Trends in flexo platemaking reflect two things: the dwindling number of users who favor analog workflows over digital and those who already have made the transition to digital—and never looked back. Trends in digital flexo platemaking shake out between users who prefer solvent-based workflows and those who have already made, or are seriously contemplating, the switch to thermal.

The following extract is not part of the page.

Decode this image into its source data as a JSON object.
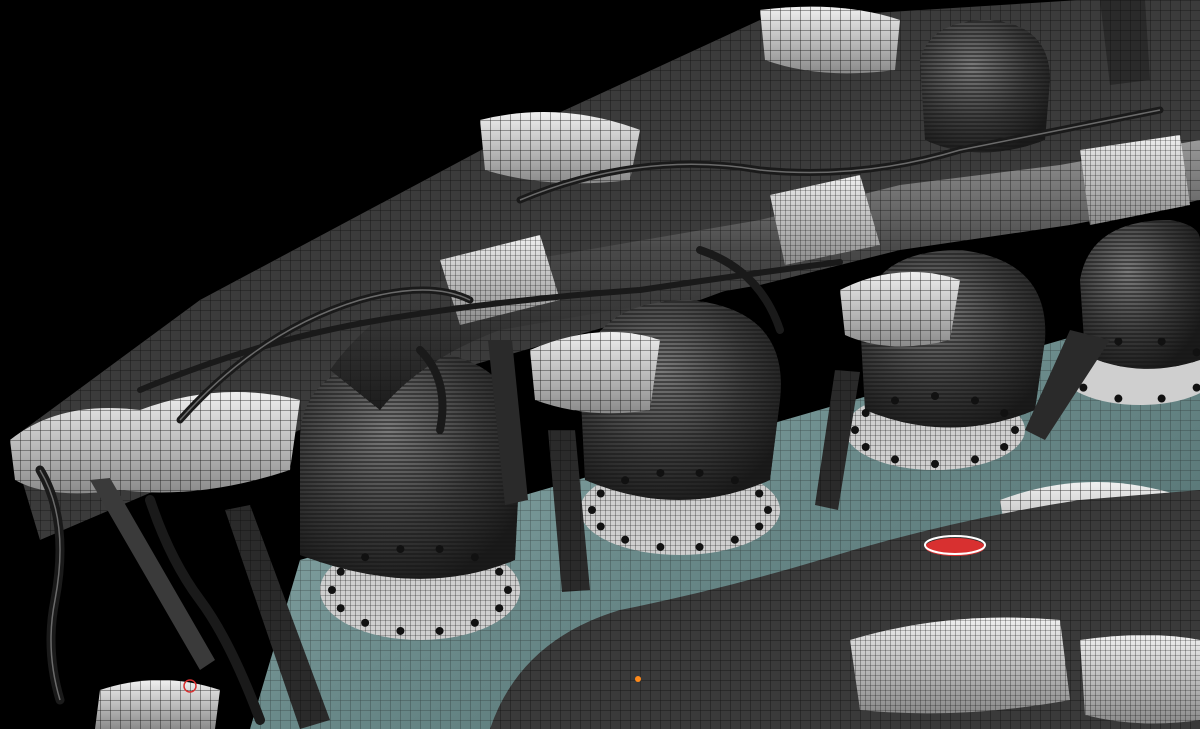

In the world of flexo platemaking, options are proliferating. By the time “The Greatest Show On Earth” rolls in and out of Düsseldorf this spring, flexo shops will have more choices than ever to help them achieve the results they want.
Advantage: Digital
According to Ian Hole, VP of market development for EskoArtwork, whose line of Cyrel Digital Flexo Plate Imagers (CDI) is the result of a technology partnership with DuPont, “We have passed the stage where people have to ask whether digital flexo is worth it.” The fact is digital workflows are slowly gaining dominance over analog for reasons of time, productivity, and performance.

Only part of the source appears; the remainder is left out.